The safety profile of nirsevimab in children who received nirsevimab in their 6 second RSV season was consistent with the safety profile of nirsevimab in term and preterm infants GA ≥29 weeks (D5290C00003 and MELODY). Safety was also evaluated in MUSIC, an open label, uncontrolled, single dose trial in 100 immunocompromised infants and children ≤24 months, who received nirsevimab in their first or second RSV season.
This included subjects with at least one of the following conditions: immunodeficiency (combined, antibody, or other etiology) (n=33); systemic high-dose corticosteroid therapy (n=29); organ or bone marrow transplantation (n=16); receiving immunosuppressive chemotherapy (n=20); other immunosuppressive therapy (n=15), and HIV infection (n=8).
The safety profile of nirsevimab was consistent with that expected for a population of immunocompromised children and with the safety profile of nirsevimab in term and preterm infants GA ≥29 weeks (D5290C00003 and MELODY).
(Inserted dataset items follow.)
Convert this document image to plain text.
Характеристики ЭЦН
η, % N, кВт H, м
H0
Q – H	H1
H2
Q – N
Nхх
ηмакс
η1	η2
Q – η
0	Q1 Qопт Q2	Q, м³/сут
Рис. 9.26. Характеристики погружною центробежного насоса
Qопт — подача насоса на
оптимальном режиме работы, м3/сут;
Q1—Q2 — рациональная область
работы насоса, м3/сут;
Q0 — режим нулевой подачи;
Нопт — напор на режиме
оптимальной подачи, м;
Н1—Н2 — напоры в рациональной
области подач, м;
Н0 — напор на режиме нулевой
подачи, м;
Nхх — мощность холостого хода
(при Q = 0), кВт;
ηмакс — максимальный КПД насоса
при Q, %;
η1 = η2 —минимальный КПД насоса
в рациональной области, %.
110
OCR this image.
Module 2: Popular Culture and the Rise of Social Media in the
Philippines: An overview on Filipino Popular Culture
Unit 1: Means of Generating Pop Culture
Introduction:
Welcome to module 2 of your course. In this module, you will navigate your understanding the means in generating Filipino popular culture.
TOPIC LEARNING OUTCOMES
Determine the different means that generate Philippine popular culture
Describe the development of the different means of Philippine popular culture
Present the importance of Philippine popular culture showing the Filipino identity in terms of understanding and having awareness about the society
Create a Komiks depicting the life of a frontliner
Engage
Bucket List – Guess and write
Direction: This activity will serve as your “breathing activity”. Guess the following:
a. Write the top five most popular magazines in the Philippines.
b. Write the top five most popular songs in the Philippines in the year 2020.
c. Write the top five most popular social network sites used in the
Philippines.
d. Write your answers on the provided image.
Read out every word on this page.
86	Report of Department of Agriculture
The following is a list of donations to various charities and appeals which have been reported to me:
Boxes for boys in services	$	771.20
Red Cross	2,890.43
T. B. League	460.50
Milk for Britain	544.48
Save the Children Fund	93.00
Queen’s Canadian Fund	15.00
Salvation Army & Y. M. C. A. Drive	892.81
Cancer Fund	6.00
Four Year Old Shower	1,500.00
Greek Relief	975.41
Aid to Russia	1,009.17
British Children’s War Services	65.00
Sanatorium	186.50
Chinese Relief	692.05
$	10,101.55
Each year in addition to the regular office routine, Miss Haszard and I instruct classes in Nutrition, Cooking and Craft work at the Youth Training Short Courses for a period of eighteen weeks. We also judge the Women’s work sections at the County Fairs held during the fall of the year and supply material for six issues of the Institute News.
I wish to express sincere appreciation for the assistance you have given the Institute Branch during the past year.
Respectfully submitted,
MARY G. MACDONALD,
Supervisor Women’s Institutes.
The safety profile of nirsevimab in children during their second RSV season was consistent with the safety profile of nirsevimab observed during their first RSV season.
Term and Preterm Infants entering their first RSV season Safety of nirsevimab was also evaluated in HARMONIE, a randomised open-label multicentre trial in 8 034 term and preterm infants (GA ≥29 weeks) entering their first RSV season (not eligible for palivizumab), who received nirsevimab (n=4 016) or no intervention (n=4 018) for the prevention of respiratory syncytial virus lower respiratory tract infection (RSV LRTI) hospitalisation.
The safety profile of nirsevimab administered in the first RSV season was consistent with the safety profile of nirsevimab in the placebo-controlled trials (D5290C00003 and MELODY). Reporting of suspected adverse reactions Reporting suspected adverse reactions after authorisation of the medicinal product is important.
It allows continued monitoring of the benefit/risk balance of the medicinal product. Healthcare professionals are asked to report any suspected adverse reactions via the national reporting system listed in Appendix V.